Friday, 21 November 2014

How do you Prove a Decision is Bad?

McKinsey has a new report out evaluating the global harm from obesity, and the likely impact of counter-obesity policies.  They compare the costs of obesity - which they estimate at $2tn a year - with the costs of smoking, and war and violence, which they reckon similar.  To arrive at estimates like these with any semblance of certainty can only be misleading: they surely rest (as the report makes clear) on a web of inferences and assumptions that could probably be picked over to a considerable level of tedium.

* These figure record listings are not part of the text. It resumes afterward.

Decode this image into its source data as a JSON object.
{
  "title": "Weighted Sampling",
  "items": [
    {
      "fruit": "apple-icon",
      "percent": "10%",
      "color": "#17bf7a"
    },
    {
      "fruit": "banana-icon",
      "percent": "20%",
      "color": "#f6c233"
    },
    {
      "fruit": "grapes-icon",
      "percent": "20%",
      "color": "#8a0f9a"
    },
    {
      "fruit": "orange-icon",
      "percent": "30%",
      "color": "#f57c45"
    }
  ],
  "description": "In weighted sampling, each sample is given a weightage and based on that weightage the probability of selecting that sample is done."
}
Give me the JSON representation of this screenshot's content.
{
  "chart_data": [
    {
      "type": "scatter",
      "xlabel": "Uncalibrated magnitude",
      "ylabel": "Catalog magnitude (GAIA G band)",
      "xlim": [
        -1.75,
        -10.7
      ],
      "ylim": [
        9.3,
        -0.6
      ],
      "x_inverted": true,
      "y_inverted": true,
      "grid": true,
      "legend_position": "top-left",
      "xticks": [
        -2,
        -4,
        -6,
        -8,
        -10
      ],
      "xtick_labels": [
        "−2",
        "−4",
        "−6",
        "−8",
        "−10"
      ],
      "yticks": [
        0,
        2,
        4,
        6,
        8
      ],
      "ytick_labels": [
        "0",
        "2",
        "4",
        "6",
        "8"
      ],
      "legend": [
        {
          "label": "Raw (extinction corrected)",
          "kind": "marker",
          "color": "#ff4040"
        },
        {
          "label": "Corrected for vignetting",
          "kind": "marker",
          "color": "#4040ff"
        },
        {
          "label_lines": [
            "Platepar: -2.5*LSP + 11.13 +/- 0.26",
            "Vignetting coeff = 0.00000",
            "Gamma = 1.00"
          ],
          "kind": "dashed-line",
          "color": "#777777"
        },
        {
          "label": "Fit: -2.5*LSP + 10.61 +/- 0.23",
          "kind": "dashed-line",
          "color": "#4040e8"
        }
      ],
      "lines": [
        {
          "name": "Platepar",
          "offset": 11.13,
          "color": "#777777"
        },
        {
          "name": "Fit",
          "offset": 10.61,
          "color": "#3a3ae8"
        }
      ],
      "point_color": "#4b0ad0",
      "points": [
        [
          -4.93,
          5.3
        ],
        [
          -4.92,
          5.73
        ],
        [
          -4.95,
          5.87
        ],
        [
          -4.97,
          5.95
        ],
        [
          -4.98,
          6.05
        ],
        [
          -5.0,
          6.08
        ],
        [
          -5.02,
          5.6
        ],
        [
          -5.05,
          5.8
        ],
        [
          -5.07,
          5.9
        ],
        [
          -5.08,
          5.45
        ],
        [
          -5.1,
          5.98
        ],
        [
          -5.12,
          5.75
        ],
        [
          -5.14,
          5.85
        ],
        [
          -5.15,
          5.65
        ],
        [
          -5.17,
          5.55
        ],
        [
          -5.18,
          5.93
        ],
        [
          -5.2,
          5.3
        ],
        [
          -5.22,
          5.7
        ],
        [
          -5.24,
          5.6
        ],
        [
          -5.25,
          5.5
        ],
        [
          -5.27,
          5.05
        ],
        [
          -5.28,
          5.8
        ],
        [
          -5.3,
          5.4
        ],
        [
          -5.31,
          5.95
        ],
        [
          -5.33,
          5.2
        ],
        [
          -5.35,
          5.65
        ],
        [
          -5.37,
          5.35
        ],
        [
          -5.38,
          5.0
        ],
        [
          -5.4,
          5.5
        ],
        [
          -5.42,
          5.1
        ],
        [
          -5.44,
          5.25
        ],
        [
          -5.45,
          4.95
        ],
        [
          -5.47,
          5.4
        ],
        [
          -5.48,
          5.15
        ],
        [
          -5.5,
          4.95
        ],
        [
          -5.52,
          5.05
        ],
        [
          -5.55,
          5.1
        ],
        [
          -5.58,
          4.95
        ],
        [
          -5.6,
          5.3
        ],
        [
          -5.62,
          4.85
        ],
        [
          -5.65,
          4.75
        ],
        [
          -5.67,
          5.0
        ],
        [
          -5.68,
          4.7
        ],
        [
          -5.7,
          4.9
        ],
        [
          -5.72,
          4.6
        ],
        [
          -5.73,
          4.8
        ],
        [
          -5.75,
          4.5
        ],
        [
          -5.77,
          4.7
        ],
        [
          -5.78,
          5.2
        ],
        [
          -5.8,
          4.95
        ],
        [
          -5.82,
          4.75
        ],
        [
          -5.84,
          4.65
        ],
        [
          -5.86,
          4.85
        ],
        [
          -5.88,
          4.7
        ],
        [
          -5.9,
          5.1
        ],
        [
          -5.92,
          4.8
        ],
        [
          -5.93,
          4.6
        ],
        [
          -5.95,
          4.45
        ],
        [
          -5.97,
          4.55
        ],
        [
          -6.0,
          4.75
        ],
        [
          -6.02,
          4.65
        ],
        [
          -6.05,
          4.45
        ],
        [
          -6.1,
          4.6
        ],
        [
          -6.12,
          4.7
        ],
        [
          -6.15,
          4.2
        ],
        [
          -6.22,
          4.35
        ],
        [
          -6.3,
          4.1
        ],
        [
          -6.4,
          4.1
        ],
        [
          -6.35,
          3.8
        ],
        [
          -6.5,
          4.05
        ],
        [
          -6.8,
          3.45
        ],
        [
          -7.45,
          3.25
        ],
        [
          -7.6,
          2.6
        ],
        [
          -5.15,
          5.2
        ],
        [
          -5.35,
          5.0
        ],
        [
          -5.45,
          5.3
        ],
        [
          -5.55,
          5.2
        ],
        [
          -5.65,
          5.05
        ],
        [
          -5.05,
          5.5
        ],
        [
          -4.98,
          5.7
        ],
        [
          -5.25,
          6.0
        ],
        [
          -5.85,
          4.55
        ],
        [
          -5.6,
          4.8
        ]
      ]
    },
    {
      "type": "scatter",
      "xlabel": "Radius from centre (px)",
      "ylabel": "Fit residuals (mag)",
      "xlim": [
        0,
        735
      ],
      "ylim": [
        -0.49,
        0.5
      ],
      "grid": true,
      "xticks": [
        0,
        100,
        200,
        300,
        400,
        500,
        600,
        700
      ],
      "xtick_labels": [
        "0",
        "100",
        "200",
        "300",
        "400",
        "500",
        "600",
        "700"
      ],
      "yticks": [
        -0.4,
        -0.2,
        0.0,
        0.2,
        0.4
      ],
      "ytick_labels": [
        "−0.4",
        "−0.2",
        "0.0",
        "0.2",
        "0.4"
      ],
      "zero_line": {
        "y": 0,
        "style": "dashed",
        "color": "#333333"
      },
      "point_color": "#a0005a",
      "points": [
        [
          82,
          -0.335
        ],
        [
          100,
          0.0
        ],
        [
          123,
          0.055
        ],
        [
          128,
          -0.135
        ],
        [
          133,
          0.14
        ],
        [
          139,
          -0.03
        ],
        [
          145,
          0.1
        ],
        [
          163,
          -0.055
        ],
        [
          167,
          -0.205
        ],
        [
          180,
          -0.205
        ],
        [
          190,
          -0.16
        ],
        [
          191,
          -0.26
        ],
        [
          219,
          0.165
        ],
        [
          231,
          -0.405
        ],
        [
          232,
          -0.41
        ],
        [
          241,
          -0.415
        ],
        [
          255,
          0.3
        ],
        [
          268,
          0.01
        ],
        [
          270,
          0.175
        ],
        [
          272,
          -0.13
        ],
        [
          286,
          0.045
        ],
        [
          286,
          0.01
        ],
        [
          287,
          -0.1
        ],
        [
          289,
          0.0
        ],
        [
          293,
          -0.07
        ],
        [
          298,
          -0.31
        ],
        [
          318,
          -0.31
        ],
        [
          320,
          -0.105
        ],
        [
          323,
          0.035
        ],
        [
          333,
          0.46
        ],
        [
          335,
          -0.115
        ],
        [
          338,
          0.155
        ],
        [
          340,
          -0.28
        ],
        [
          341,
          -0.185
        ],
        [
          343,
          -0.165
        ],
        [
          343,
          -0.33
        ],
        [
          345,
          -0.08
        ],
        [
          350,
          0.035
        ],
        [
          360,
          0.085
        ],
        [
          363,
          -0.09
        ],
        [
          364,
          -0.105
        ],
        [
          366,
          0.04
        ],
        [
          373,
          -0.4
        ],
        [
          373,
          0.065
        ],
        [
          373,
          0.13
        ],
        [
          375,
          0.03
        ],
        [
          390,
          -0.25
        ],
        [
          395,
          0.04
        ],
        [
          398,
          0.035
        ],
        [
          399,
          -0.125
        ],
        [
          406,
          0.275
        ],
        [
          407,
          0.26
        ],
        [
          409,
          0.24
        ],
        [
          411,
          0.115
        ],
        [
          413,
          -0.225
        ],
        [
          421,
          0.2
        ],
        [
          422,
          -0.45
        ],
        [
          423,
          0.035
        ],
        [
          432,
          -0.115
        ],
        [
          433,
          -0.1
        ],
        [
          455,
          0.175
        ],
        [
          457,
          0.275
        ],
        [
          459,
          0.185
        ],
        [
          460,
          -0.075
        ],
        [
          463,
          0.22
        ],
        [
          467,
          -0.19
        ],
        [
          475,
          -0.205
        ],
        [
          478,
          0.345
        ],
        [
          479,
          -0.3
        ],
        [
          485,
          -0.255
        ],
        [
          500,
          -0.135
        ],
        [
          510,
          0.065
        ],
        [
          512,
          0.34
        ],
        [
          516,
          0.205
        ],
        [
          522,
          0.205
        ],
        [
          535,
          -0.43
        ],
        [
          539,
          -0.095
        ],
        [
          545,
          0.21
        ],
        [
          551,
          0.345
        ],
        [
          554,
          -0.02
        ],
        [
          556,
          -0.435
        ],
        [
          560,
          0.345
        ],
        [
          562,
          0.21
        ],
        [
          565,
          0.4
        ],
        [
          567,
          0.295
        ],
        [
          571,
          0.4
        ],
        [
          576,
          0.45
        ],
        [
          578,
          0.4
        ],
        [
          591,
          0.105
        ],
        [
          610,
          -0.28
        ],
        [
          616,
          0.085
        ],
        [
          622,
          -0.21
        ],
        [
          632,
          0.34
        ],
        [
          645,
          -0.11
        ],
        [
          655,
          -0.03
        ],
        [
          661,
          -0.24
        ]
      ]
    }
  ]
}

But there is merit in examining McKinsey's premise, which is that obesity is clearly a net harm, thus implying a rationale for government intervention.  This is a superficially appealing premise, but it raises a number of difficult questions.  The traditional economic basis for government intervention is market failure.  This can occur for a number of reasons: if an industry is a natural monopoly, if information is expensive, if there are unmarketable external impacts (e.g. from pollution) and so on.  Government intervention against violence and war rests on a host of market failures including natural monopolies of defence suppliers but most particularly the lack of a 'market' in violence itself (the victims do not generally suffer voluntarily).  The case for intervention against smoking was (at least initially) driven by the negative externalities imposed by smokers on their co-habitees and neighbours.

It is harder to prove a market failure in the case of obesity.  The case for intervention seems to rest on the idea that people are making bad decisions about their diets, and need help to make better decisions through initiatives like smaller plates or restrictions on availability of junk food.  This is a very difficult thing to show.  It is demonstrably the case that people choose to eat food that leads to deleterious health effects.  But this behaviour is consistent with at least two hypotheses: first, that they are choosing rationally, and place a higher value on eating than health, and second, that they are choosing irrationally, and in fact place a higher value on health.  The observed behaviour simply does not allow us to sort between these two hypotheses.  

(Of course, obese people probably generally wish they were thin.  But then people who buy expensive handbags probably wish they could have the handbag and their hard-earned money.  Obesity is the cost of a certain kind of diet.   All activities have costs: their existence is not an argument for intervention.)

Is obesity like this stuck dog?

The problem of justifying government intervention with a claim of irrationality is germane to a wide range of policy questions.  But as there is no way to observe irrationality we should be particularly careful to examine arguments for intervention that rest on this claim alone.